B-BBEE mocks the much-vaunted claim that South Africa is a non-racial society. In that context, it is acutely more racist, prescriptive and discriminatory in regulating business and employment than such practices were under apartheid. With its entrenched demographic profile, B-BBEE is brazenly at odds with the constitutional notion of equality, irrespective of race.
The argument that the purpose of B-BBEE is to correct past imbalances in the economic landscape is a red herring. As Moeletsi Mbeki has noted,far from achieving that objective, B-BBEE is stifling the emergence of black entrepreneurship. Instead, it is creating a small class of wealthy black crony capitalists devoid of experience and expertise in initiating and managing a new business.
Compared with the economic elites of Asia, the beneficiaries of B-BBEE lack the driving ideology of entrepreneurship on which Asian business success is based. In contrast, B-BBEE promotes a culture of entitlement that, psychologically, can never prove proactive in generating economic growth. B-BBEE also perpetuates a mindset of victimhood, despite the fact that the most prescriptive aspects of apartheid had been abandoned by 1990.
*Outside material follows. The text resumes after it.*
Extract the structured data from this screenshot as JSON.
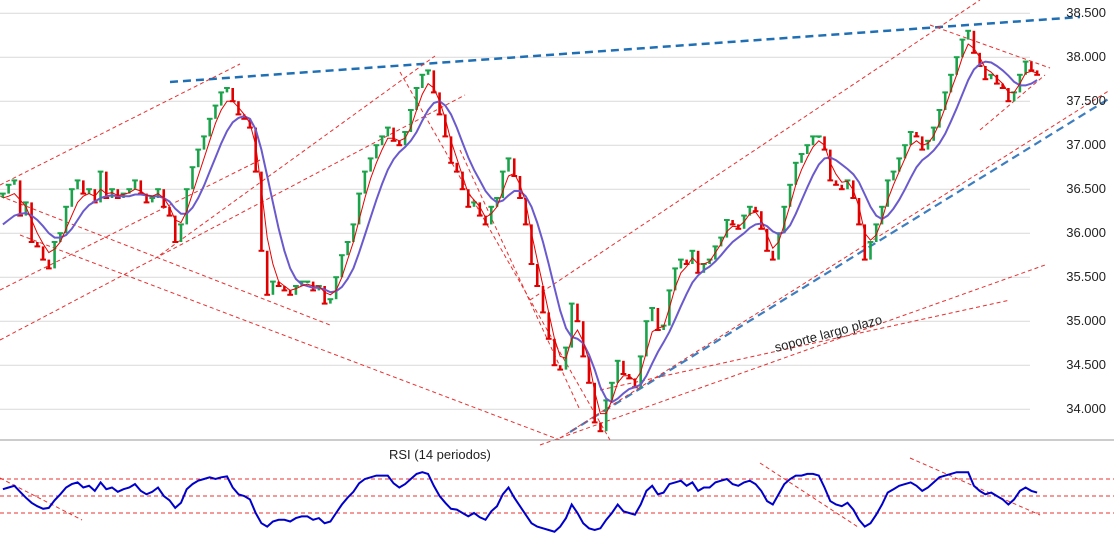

Aside from being harmful to race relations because it is so glaringly, racially discriminatory, B-BBEE strikes a negative chord not only for the prospect of expanding a business but also in attracting foreign investment.
In that prescriptive labour legislation hobbles the prerogative of businesses to hire, fire and promote employees, B-BBEE is an archaic handbrake on the economic potential of South Africa.
Sent into The Business Report and published, 8 July 2018.